As of 2024, there were 685 thousand businesses in Israel, 99.5% of which were SMEs (i.e., companies employing up to 100 workers). In an average year, 55 000-60 000 businesses are registered and about 40 000 closed down formally. In 2024, 61 000 new companies were established and 48 000 were closed. Removal of government support measures might result in many enterprises shutting down in the post-crisis period.
From 2023 to 2024, interest rates for SMEs decreased, while the interest rate for large firms increased. The average interest rate for SMEs decreased from 7.31% to 7.1%, while the interest rates for large firms rose from 5.81% to 6.09%. Furthermore, the interest rate spread narrowed from 1.5% to 1.01%.
In 2024, Israeli banks provided NIS 365.96 billion in credit to SMEs, an increase of 6.04% compared to 2023 (NIS 345.1 billion). The share of SMEs in the credit granted by the banks was 44.21% of total business credit, representing a decrease compared to the previous year which registered a share of 45.89%. This is an even further decline compared to 2022, when it stood at 49.45%. This continues an ongoing decline that has persisted since 2017, when the share peaked at 59.88%. In total, between 2010 and 2024, nominal bank credit to SMEs grew by 74%.
In 2024, total venture capital investment in Israel reached USD 9.6 billion, representing a 39% increase over the USD 6.9 billion raised in 2023, and a 15% rise in the number of reported deals to 453. The total number of known deals for 2024 was 694, but IVC estimates that between 1 000 and 1 100 transactions were completed during the year. Despite the backdrop of war and global macroeconomic challenges, the Israeli high-tech sector saw renewed momentum, with Q4 2024 marking the strongest quarter of the year with 122 reported rounds, including five mega deals that accounted for 36% of the capital raised that quarter.
SME and entrepreneurship policies in Israel are primarily designed by the Ministry of Economy and Industry and implemented by the Israel Innovation Authority (IIA) and the Small and Medium Business Agency (SMBA).

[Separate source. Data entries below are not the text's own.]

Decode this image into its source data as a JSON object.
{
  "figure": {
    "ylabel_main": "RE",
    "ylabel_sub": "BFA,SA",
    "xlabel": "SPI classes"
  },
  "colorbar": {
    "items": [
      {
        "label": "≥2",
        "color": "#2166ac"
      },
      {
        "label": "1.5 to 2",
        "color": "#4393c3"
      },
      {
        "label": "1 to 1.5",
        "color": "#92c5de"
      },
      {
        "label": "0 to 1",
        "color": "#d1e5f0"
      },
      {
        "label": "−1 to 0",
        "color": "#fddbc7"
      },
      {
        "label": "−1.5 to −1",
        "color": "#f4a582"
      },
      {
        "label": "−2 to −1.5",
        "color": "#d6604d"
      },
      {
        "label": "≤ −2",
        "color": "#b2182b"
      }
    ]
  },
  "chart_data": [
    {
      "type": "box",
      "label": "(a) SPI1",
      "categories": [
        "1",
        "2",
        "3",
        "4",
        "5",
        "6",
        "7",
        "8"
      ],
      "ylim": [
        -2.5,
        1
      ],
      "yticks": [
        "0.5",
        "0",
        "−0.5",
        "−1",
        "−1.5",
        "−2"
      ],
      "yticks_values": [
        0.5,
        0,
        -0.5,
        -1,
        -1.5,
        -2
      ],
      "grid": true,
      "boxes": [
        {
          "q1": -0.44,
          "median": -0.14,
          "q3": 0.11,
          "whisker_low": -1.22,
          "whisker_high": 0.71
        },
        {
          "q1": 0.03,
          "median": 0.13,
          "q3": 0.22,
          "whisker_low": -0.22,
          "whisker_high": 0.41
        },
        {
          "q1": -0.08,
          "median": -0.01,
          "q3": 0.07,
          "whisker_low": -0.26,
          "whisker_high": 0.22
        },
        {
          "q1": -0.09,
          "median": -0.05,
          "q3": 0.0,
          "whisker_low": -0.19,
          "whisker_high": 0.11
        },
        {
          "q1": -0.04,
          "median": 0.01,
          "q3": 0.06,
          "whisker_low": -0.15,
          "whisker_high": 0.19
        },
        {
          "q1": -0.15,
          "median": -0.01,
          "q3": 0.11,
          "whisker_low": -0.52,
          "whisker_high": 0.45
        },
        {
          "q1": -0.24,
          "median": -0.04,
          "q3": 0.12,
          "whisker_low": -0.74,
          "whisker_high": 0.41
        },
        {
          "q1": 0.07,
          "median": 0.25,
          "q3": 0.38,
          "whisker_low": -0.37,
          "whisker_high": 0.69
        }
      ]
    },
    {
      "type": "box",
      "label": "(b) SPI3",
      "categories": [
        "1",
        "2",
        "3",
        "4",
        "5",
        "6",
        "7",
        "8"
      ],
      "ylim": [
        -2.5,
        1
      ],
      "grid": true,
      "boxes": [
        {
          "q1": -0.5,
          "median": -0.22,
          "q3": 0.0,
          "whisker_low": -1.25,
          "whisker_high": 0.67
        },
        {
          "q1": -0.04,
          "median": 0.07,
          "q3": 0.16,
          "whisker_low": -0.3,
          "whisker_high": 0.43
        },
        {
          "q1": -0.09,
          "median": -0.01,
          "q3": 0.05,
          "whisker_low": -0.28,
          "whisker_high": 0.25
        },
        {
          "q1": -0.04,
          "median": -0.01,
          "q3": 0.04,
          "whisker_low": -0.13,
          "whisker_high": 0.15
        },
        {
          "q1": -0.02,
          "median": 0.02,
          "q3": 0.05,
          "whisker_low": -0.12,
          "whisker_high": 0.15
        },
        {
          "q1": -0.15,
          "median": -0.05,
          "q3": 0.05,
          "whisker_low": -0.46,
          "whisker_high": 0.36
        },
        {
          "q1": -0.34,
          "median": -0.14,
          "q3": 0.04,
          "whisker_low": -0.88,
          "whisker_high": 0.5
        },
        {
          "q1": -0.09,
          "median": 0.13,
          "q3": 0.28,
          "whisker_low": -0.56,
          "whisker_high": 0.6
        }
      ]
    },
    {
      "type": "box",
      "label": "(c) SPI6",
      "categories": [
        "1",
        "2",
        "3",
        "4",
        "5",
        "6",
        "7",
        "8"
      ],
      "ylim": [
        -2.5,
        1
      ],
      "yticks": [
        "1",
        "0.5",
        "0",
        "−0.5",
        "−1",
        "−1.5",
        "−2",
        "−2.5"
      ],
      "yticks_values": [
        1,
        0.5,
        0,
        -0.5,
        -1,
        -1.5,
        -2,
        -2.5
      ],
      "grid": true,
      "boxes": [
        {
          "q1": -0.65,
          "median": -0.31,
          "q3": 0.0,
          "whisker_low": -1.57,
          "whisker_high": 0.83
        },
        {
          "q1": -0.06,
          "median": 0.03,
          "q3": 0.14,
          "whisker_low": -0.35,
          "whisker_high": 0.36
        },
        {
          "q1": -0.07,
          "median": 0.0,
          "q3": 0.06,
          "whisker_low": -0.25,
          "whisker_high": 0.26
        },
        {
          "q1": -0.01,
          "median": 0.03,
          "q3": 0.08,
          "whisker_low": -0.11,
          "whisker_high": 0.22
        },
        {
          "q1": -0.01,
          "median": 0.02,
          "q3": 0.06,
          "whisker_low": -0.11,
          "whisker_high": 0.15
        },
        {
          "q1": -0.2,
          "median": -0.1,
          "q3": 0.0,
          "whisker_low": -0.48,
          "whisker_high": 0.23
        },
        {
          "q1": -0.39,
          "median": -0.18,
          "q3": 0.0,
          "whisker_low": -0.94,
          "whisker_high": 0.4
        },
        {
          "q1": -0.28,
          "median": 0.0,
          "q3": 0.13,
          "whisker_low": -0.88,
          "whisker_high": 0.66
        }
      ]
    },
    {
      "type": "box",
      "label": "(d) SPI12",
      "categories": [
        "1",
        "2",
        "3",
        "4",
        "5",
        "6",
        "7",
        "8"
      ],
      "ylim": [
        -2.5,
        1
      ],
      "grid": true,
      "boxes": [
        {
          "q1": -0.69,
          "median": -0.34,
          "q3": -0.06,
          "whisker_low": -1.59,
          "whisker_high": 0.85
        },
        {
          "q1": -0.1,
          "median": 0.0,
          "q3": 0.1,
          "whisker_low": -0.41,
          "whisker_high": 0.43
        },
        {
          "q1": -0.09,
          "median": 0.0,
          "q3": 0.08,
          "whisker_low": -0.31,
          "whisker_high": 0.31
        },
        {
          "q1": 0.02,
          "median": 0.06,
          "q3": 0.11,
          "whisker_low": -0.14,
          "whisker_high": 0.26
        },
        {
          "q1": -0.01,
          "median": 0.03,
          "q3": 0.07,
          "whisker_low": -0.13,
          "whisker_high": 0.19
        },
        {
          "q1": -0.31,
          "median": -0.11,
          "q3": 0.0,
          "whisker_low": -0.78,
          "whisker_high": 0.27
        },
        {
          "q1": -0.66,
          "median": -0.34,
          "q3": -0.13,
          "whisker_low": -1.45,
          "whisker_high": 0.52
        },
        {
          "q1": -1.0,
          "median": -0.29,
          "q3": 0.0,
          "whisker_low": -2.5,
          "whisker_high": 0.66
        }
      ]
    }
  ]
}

While the IIA (formerly known as the Chief Science Office) focuses on leading technology-based start-ups and SMEs, the SMBA caters to all SMEs in Israel’s main economic sectors through business management training and coaching, subsidized access to finance (for example, through the national loan guarantee program) and the work of the business development centres (MAOF centres).